Sumber: KONTAN | Editor: Dikky Setiawan
JAKARTA. Mulai 2 September 2009 lalu, impor limbah non-bahan berbahaya dan beracun alias Non-B3 mesti mengantongi rekomendasi dari Kementrian Negara Lingkungan Hidup (KLH). Jadi, tidak hanya dari Departemen Perindustrian (Depperin).
Ketentuan baru ini termaktub dalam Peraturan Menteri Perdagangan (Permendag) Nomor 39/M-Dag/PER/9/2009 tentang Ketentuan Impor Limbah Non-B3. Aturan itu merupakan penyempurnaan dari Permendag sebelumnya Nomor 26 Tahun 2009.
Direktur Jenderal Perdagangan Luar Negeri Departemen Perdagangan Diah Maulida menyatakan, impor limbah Non-B3 harus mendapat rekomendasi dari KLH agar limbah yang masuk betul-betul aman dan tidak berbahaya bagi lingkungan.
"Kementerian Lingkungan Hidup bertugas melihat aspek keselamatan lingkungannya, jika aman maka dia bisa memberikan rekomendasi izin impor," katanya, Senin (7/9).
Limbah Non-B3 yang dapat diimpor hanya berupa sisa produksi, scrap atau reja, yang digunakan untuk bahan baku atau bahan penolong industri. Produk yang masuk daftar limbah nonbahan berbahaya dan beracun, antara lain plastik, kertas, wol, kapas, serat tekstil, logam mulia, serta titanium.
Pertimbangan Mendag mengizinkan impor limbah Non-B3, yakni ketersediaan limbah tidak berbahaya dan beracun sebagai bahan baku dan bahan penolong yang diperlukan untuk kebutuhan proses produksi industri tertentu, tidak dapat diperoleh sepenuhnya dari sumber di dalam negeri.
Walau harus mendapat rekomendasi dari Depperin dan KLH, Diah menjamin, proses pengurusan izin tidak akan memakan waktu lama. Bahkan, "Importir bisa mengurus izin sekaligus di dua instansi tersebut," ujar Diah.

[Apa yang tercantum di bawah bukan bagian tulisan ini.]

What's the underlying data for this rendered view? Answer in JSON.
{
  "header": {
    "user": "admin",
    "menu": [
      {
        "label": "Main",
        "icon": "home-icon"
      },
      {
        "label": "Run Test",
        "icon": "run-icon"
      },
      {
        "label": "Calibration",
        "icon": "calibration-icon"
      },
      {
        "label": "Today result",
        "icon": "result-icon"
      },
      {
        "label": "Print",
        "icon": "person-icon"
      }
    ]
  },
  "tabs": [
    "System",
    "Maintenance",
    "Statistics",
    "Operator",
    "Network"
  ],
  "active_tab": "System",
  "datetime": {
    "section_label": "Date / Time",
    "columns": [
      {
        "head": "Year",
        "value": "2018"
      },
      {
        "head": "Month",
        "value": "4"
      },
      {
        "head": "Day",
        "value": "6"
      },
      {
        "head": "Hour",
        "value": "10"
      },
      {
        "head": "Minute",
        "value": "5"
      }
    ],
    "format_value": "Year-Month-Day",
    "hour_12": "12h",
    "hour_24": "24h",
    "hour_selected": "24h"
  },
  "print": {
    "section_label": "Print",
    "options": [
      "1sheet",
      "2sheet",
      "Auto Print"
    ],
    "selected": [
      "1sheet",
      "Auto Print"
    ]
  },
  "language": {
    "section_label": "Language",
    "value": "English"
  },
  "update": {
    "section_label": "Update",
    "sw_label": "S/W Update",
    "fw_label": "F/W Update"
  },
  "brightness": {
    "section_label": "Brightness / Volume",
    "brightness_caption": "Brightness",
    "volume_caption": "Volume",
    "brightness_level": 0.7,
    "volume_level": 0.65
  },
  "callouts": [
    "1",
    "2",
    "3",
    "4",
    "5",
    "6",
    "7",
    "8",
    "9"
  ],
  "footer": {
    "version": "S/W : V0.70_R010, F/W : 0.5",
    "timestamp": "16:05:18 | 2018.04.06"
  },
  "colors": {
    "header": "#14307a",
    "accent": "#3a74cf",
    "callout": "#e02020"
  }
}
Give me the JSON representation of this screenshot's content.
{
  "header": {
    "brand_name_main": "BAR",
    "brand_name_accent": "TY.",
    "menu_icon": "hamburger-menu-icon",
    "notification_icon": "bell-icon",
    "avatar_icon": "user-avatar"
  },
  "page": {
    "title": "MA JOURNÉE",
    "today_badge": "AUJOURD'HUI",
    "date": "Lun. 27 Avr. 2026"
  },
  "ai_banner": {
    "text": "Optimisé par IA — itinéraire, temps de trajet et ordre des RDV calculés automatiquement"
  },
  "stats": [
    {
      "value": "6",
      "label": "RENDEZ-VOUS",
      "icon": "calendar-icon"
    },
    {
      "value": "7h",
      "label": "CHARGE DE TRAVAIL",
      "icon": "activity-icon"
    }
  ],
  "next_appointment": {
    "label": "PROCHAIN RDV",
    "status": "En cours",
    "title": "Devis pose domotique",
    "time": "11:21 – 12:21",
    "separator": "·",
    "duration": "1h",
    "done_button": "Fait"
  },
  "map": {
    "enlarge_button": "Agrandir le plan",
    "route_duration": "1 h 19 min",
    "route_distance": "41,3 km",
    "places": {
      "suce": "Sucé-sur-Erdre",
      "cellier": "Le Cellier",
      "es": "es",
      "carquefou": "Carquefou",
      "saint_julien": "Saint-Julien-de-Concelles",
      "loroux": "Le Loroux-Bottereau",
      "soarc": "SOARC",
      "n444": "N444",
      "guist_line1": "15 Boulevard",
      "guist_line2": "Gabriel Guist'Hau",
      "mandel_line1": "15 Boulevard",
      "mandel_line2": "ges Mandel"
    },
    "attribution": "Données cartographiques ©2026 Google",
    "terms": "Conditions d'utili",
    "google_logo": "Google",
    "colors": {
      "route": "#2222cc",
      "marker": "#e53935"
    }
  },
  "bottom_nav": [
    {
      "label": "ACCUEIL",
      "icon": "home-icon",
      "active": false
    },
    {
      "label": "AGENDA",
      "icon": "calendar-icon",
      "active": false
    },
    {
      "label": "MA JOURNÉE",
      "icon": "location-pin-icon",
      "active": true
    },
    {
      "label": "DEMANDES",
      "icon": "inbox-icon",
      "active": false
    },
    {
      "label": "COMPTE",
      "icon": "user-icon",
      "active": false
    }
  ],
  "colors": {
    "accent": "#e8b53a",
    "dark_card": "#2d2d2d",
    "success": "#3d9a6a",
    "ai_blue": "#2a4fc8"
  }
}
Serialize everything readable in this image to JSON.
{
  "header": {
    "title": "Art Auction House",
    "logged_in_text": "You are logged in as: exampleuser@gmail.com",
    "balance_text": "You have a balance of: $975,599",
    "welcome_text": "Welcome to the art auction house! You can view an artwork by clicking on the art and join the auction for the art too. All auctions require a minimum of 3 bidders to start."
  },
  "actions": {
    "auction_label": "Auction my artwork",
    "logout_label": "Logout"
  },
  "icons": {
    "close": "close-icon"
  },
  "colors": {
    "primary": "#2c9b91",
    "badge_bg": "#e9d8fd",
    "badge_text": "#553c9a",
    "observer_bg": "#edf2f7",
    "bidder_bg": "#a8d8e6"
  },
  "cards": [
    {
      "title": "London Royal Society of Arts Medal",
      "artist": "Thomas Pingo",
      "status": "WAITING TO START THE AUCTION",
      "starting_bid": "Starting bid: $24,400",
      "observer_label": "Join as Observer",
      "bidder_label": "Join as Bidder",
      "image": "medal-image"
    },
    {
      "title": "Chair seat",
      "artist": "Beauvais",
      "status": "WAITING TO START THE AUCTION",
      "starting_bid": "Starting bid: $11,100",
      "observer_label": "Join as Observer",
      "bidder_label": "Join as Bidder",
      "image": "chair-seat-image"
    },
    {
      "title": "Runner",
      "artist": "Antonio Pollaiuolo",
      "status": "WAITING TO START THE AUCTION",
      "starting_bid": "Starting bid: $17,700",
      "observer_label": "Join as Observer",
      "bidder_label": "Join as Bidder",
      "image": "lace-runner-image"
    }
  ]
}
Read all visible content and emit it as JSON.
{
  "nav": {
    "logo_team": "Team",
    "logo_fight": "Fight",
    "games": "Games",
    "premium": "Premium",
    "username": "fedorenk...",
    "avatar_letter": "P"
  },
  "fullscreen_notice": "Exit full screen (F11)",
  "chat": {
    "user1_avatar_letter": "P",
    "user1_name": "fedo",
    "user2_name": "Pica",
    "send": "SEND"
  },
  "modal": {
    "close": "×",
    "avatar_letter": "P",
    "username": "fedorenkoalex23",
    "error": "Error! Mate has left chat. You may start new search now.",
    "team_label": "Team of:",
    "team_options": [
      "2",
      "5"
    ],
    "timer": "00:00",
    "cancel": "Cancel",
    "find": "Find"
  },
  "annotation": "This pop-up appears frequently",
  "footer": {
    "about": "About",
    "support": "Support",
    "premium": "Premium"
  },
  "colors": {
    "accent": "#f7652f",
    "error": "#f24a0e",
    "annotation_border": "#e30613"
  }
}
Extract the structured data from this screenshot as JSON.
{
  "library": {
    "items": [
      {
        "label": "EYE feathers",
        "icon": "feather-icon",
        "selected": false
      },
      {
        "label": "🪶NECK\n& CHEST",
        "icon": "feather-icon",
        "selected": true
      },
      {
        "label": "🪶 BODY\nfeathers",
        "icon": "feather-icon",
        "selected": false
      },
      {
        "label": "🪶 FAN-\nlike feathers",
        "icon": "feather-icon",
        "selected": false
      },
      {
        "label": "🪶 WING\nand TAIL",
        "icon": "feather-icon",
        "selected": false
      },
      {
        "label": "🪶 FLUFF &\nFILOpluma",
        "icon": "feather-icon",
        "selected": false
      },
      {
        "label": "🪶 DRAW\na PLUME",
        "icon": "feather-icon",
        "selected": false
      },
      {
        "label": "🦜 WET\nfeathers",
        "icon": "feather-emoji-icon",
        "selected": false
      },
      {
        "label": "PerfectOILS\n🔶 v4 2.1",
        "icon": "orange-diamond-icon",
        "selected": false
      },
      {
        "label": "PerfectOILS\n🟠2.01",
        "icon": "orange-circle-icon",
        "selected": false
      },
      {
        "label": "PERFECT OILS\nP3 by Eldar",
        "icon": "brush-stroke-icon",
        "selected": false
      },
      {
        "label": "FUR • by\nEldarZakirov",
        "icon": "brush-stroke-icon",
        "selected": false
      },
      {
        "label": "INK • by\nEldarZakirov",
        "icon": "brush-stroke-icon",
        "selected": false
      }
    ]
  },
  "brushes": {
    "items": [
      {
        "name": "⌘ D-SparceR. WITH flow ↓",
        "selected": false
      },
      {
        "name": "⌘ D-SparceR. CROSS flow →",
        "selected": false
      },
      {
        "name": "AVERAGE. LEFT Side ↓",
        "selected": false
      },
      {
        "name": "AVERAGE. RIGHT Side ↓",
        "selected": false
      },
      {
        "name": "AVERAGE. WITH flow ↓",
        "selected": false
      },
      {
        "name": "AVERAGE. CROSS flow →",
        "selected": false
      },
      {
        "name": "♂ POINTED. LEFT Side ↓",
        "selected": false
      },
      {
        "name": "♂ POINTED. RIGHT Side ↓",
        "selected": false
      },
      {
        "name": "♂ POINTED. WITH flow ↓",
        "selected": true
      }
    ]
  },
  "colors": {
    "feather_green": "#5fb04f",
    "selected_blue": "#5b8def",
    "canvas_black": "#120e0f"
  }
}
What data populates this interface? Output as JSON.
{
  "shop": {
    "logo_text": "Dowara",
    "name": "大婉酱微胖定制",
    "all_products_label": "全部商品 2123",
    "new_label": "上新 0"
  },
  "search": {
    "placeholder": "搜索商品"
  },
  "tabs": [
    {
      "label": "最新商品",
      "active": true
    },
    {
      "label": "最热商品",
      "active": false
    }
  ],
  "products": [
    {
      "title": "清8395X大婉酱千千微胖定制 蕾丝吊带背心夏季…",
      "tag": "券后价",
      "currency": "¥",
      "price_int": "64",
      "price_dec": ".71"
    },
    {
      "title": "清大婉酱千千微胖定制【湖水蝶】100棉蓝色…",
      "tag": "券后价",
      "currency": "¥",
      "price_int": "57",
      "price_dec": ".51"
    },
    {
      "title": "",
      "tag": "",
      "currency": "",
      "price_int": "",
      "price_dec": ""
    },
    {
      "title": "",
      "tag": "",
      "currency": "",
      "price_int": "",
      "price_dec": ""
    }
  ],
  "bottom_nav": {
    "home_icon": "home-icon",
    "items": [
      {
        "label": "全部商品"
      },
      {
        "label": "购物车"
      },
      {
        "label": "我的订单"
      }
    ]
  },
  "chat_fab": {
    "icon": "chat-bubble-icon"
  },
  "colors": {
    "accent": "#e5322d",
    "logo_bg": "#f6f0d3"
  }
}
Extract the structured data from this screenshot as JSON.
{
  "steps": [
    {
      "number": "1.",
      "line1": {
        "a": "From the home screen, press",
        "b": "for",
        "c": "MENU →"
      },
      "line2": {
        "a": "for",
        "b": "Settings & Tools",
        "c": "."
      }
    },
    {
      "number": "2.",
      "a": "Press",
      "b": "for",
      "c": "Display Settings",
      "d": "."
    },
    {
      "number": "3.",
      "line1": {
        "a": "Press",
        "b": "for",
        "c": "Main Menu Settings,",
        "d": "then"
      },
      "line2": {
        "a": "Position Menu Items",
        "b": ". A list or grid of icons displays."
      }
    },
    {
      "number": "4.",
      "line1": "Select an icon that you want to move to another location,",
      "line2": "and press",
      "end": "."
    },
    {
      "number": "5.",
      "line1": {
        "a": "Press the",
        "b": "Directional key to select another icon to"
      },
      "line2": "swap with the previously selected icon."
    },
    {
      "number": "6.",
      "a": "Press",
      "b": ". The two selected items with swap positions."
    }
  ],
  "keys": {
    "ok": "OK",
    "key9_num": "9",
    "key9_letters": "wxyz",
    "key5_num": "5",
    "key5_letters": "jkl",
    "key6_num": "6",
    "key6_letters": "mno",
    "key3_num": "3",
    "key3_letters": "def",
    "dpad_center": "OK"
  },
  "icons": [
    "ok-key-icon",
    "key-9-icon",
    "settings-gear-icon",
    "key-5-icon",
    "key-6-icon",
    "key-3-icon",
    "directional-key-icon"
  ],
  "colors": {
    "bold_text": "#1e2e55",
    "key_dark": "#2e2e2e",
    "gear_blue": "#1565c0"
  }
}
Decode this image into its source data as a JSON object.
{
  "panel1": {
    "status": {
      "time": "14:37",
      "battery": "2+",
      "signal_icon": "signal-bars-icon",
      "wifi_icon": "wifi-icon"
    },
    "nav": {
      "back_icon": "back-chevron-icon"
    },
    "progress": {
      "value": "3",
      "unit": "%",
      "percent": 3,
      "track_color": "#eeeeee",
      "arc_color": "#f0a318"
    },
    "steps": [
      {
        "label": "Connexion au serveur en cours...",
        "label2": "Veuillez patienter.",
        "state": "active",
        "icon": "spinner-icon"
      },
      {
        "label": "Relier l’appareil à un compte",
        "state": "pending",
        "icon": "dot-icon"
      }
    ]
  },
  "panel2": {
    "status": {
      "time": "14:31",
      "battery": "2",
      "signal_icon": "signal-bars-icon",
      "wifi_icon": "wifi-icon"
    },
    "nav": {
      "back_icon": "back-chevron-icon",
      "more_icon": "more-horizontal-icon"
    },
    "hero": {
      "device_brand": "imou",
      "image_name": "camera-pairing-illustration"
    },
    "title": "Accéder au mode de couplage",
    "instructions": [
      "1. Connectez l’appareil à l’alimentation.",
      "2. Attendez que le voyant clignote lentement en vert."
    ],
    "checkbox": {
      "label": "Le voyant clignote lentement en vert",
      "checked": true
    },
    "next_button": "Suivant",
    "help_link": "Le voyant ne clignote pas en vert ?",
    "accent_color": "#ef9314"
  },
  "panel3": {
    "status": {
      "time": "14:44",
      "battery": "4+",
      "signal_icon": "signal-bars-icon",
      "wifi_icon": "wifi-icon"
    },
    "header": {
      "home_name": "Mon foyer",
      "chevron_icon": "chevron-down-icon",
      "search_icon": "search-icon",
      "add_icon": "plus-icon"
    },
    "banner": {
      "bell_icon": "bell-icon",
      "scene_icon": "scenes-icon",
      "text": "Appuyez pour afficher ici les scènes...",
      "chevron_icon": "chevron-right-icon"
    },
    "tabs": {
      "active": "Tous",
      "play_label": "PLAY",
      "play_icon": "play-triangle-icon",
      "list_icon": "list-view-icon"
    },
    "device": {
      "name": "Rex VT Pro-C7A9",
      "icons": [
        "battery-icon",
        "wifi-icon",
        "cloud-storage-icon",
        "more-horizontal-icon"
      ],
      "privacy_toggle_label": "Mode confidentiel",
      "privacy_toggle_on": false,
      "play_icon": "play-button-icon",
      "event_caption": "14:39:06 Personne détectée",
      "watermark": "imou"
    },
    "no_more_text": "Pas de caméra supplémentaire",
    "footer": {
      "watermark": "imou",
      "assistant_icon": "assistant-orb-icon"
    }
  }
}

Sebagai pelaksana surveyor, Mendag menunjuk PT Sucofindo dan PT Surveyor Indonesia untuk melakukan verifikasi atau penelusuran teknis. Kalau ditemukan ada pelanggaran, importir wajib mengirim kembali limbah yang mereka datangkan ke negara asal dalam tempo paling lama tiga bulan.